Massive power outages predicted due to potential mega snow storm in NE US

  1. Earliest New York City snow predicted since the Civil War
  2. Snow already falling in Massachusetts
  3. Parts of Connecticut could get a foot of snow this weekend
  4. Since record keeping began NYC has never had an inch of snow in October

  5. READ FULL REPORT People Who Lose Power This Weekend Face Days of Cold

By , Meteorologist
Oct 29, 2011; 8:49 AM ET
Power crews will be working hard to restore power in the Northeast this weekend. (AP Photo/Jacquelyn Martin)
The hundreds of thousands of people set to lose power in the Northeast this weekend could be left without heat for days.
Cold air has already spread into the region in advance of the storm late this week, and temperatures are set to drop even further.
The worst of the snowstorm will target parts of Pennsylvania, New Jersey and New York during the day Saturday before shifting into New England Saturday night.
People who lose power during the storm will face temperatures dropping from the 30s into the 20s Saturday night.
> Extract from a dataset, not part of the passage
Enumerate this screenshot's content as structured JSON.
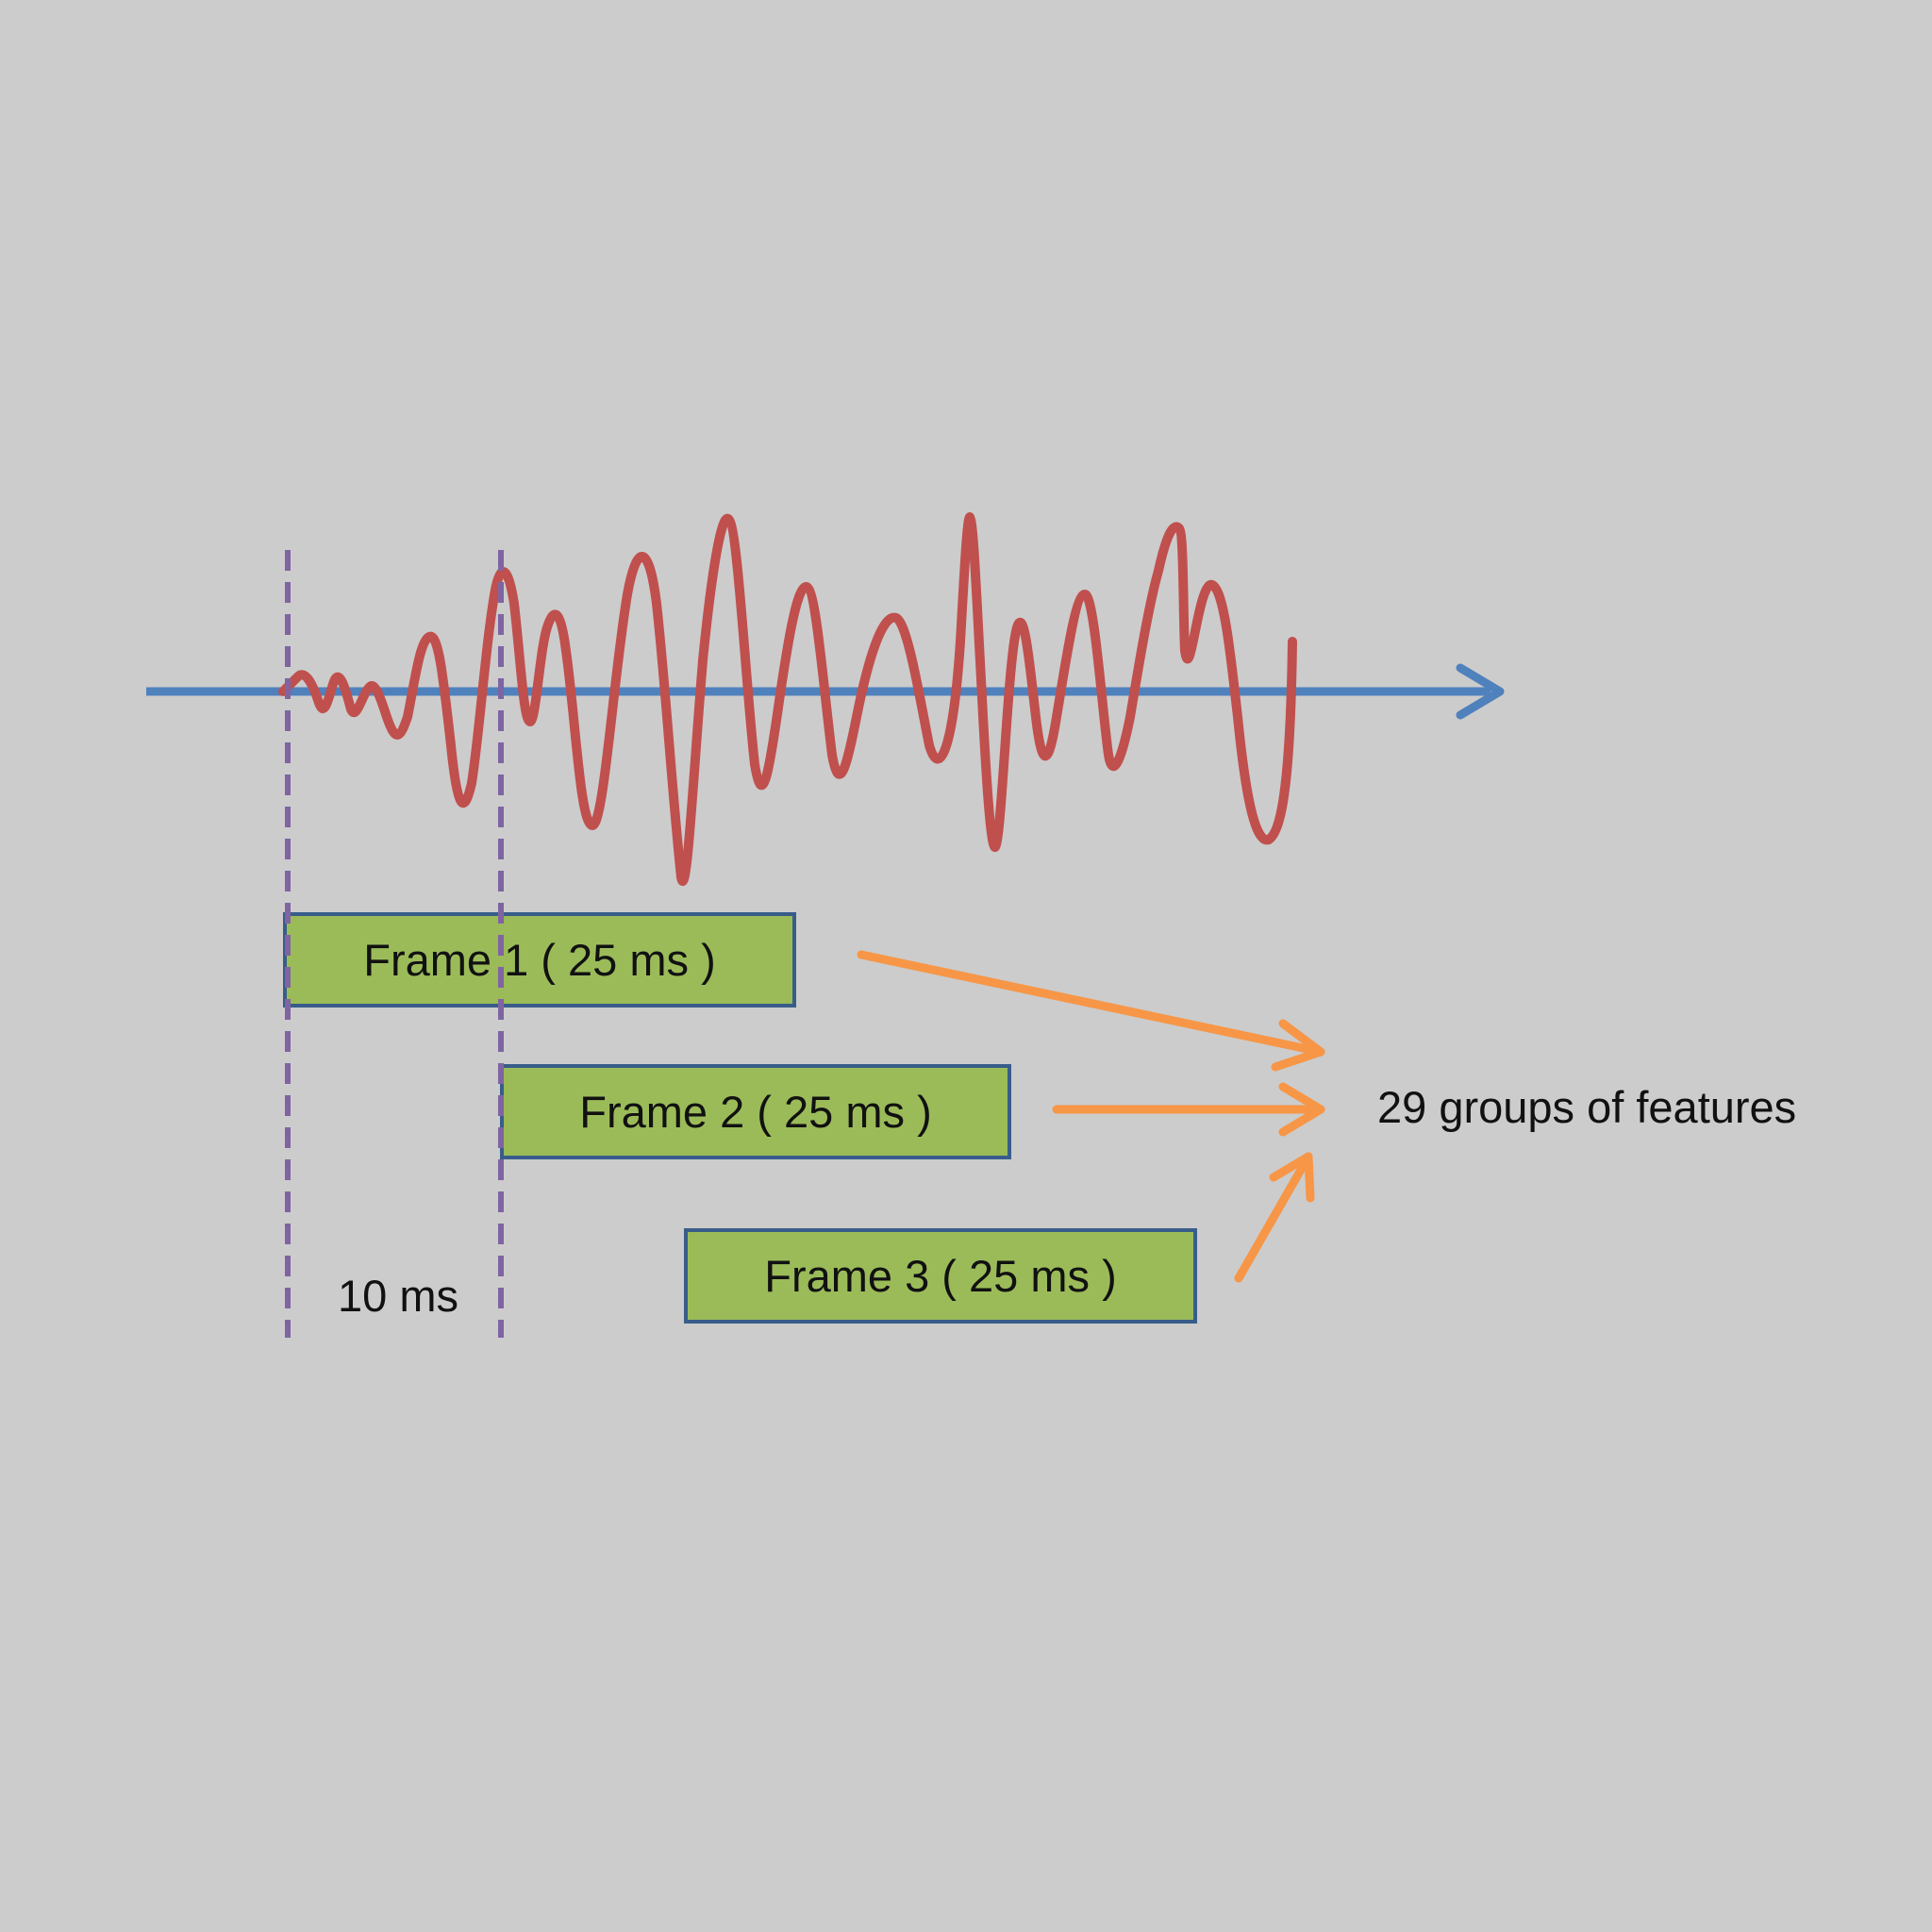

Highs Sunday will only make it into the lower to mid-40s in most areas.
Gusty winds accompanying the storm will speed up the rate at which your home or apartment cools once power is lost, especially in residences in which windows and walls are drafty.
Monday night will be even colder with lows dipping into the teens in portions of New England. Much of the rest of the Northeast will once again have lows in the 20s Monday night.
People need to prepare in advance of this storm by having warm clothing, coats and blankets ready, along with batteries and flashlights. Cell phones should also be fully charged before the storm hits.
Keep a phone number and address handy for your local Red Cross Chapter to get information on shelters that may be opened for people without power.

If you plan on using a generator, Sandra Ahearn, spokesperson for Western Massachusetts Electric Company, recommends that you "make sure it's installed by licensed electrician and only use it outside."
Generators that are not properly installed or are kept indoors can create a risk of deadly carbon monoxide poisoning.